We may distinguish the following types of censoring:
- right censored data: the exact values of data exceeding a particular threshold are unknown
- left censored data: the exact values of data falling below a particular threshold are unknown
- interval censored data: the data outside an interval are unknown
||Consider a survival study of cancer patients over 10 years. At the end of the study 34 of the 120 subjects involved in the study are still alive. Thus the survival time is right censored as we only know of the 34 surviving patients that they survived at least 10 years. In this case the median can be calculated as we already know the survival time of more than 50% of the patients. On the other hand the mean cannot be calculated, because for calculating the mean we need to know the survival time of all 120 patients.
||A chemical analysis of the strontium concentration in mushrooms resulted in the following values (mg/kg dry substance): 2.2, 23.2, 18.1, 7.9, <0.1, 2.5, 1.9, 0.4, <0.1, 11.6. As the concentrations below a limit of 0.1 mg/kg cannot be detected (the limit of detection is 0.1 mg/kg) the data are left censored.
How can we deal with censored data in practical situations? As specialized approaches in interpreting censored data such as Kaplan-Meier curves or logrank tests may be of little help in practical situations, one may try to transform the censored data into numbers in order to be able to calculate models.
For the transformation of censored data into numeric values we have mainly four methods at hand:
None of these four possibilities are optimal. In most practical cases one would resort to the method requiring the least efforts.

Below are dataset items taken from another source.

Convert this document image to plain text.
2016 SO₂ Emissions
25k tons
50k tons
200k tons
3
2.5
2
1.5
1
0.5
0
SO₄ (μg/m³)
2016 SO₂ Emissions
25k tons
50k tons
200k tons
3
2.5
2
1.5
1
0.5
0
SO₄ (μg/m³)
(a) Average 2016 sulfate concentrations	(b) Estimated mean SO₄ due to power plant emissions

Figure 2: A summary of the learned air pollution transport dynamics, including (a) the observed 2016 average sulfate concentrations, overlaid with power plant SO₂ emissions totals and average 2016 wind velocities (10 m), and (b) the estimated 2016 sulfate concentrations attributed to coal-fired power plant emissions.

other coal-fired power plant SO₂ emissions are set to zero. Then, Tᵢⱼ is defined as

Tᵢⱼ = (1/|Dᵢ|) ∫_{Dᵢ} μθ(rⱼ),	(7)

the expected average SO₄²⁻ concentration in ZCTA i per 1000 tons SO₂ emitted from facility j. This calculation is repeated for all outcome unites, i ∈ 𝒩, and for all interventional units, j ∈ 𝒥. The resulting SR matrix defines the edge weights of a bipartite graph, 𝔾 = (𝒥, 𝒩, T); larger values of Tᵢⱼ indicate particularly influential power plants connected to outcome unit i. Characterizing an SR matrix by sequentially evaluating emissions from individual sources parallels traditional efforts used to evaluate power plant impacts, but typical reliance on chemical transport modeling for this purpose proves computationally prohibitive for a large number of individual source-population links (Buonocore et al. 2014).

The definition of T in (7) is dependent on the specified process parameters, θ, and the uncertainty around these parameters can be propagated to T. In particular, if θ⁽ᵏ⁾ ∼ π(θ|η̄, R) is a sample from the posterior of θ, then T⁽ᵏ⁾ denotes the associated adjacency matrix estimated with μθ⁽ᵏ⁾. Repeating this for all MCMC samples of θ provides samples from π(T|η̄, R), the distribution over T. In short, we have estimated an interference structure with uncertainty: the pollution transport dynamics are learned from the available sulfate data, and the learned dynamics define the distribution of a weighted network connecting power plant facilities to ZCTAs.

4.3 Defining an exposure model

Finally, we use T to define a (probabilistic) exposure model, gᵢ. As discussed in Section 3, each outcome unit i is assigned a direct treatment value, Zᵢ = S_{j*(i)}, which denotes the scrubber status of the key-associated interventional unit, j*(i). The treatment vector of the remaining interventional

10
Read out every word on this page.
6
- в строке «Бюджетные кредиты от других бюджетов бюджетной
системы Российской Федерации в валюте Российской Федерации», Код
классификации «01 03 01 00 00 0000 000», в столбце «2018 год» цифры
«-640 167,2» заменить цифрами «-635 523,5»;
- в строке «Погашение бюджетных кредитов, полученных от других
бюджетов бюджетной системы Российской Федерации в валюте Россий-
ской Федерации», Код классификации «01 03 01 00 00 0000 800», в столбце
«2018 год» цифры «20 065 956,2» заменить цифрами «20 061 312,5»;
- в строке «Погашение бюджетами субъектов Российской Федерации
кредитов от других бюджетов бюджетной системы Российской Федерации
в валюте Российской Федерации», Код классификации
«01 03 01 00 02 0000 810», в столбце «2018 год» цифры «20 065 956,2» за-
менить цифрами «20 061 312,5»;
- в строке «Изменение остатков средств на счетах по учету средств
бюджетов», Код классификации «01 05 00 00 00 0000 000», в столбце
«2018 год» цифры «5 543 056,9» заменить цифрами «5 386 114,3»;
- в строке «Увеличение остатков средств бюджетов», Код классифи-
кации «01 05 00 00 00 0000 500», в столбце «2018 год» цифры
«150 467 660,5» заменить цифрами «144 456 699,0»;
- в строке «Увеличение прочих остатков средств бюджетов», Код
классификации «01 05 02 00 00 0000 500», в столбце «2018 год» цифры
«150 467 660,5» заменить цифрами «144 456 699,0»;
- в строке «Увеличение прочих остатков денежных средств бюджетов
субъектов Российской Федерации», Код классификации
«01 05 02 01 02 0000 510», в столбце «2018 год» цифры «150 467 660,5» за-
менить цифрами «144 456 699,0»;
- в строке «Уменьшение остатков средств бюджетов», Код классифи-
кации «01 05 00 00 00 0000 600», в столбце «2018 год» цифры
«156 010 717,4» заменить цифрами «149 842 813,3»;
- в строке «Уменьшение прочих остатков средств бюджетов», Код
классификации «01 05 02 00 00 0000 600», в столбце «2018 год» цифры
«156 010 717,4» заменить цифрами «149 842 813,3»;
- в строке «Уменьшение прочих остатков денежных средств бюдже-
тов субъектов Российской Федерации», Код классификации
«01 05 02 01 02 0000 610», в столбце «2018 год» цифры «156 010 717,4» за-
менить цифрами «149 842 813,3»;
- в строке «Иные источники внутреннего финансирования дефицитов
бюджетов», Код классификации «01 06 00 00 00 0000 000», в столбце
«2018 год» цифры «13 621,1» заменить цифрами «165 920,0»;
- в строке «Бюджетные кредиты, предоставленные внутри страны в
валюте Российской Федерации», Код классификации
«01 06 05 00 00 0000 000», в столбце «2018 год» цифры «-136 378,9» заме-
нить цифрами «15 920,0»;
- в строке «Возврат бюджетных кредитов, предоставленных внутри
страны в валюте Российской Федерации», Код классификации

- In the simplest case, if data fall below the limit of detection, the missing values are replaced by half of the limit of detection.
- We may try to compute a model of the distribution of the data in the censored range. The censored values are then replaced by random values drawn from this distribution.
- We may try to estimate the censored values by means of a multiple regression model based on the other variables.
- Another way would be multiple imputation, which estimates the censored values by multiple replacement by plausible values.
||The terms "censored" and "trimmed" data are sometimes used as synonyms - which is wrong, as the values of trimmed data are simply discarded if they exceed a certain (distribution-dependent) limit while censored data will be processed always with the limits in mind.